Potalivo replica con una serie di interrogative retoriche e citazioni di normative. Di seguito la trascrizione dell'intervento di Fabio De Risio in Consiglio (la parte che sui social ha pubblicato sotto forma di video), pubblicato sui social il 27 gennaio, e la replica di Antonio Potalivo di oggi. In fondo l'inervento della sindaca Simona Contucci in Consiglio comunale, con cui ha spiegato il voto contrario della maggioranza.
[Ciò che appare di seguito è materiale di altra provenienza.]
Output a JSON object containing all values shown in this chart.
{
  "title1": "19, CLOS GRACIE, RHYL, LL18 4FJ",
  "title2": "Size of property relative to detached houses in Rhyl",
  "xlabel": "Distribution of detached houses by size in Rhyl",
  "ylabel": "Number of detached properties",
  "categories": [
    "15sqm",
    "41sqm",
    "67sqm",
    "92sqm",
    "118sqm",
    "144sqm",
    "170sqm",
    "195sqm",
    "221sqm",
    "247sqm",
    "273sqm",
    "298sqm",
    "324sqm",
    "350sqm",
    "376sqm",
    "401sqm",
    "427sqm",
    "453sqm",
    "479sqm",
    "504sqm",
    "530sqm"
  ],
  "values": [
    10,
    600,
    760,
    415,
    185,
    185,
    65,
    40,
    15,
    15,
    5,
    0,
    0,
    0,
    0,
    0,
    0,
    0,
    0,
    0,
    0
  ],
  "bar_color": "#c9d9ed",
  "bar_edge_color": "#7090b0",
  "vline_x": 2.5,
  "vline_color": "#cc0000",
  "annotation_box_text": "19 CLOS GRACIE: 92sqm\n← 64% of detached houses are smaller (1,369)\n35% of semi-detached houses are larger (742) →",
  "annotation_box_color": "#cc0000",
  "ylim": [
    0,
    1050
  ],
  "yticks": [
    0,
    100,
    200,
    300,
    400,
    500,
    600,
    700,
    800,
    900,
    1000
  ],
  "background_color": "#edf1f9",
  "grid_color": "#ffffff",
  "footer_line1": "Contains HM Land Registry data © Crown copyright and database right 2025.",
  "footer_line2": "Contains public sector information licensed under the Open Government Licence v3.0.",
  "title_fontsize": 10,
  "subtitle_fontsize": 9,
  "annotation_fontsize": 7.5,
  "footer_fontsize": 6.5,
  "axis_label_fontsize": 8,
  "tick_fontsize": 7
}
INTERVENTO DI FABIO DE RISIO NEL CONSIGLIO COMUNALE DEL 22/12/2025 (riproposto in video il 27/01/2026 sui social):
“Io sono sconvolto, sconvolto è dire poco. Cioè, io vi dico, vi prego di applicare la legge, Fabio De Risio viene qua e vi propone di applicare la legge e voi mi dite no, ma noi abbiamo il PAI, ma noi ci piace. Ci piace? Questo è un diritto, questo è un diritto delle famiglie e delle persone con disabilità. Non è che noi possiamo dire ci piace, ci piace cosa? Ci piace il gelato. Questa è la legge e voi avete il coraggio di dire a una mia mozione su una legge che ha una discussione di caratura nazionale, ci si interroga tutti i giorni del perché questa legge non viene riconosciuta e applicata da chi non la conosce, da chi ci viene a dire: “ah sì, questa legge non è conosciuta”. Ecco perché vi faccio questa mozione, perché questa legge non la conosce nessuno. Invece è una pietra miliare per occuparci delle persone con disabilità a 360°. Quindi se qui adesso, domani mattina arriva una richiesta e io invito tutte le persone con disabilità e le famiglie se fanno domanda al Comune di Montenero di Bisaccia per la 328 del 2000, voi non potete dire: “ma noi sai le difficoltà, dobbiamo parlare con la ASL perché sai”. No, voi dovete applicare la legge che dice che entro 30 giorni voi dovete convocare una riunione plenaria dove vi occupate a 360 ° del soggetto con disabilità. Questo dice la legge. Non dice mi piace o non mi piace, vedremo dopo. Qua siamo in ritardo, la legge è stata approvata nel 2000 l'Assessore alle politiche sociali, cioè il sindaco di Montenero di Bisaccia, mi viene a dire che la legge gli piace, che non la conosce nessuno e che poi ci faranno sapere se quando e come l'applicheranno. Questo è un sindaco, questo è un Assessore che non applica la legge che prevede che noi siamo qui per aiutare a 360° e voi soprattutto che prendete anche lo stipendio da Sindaco e da assessori per aiutare a 360° le persone con disabilità. Altro che ci piace. E avete il coraggio di votare no contro la legge, cioè voi votate no contro una legge dello Stato. Vergognatevi!” (link al post su Facebook)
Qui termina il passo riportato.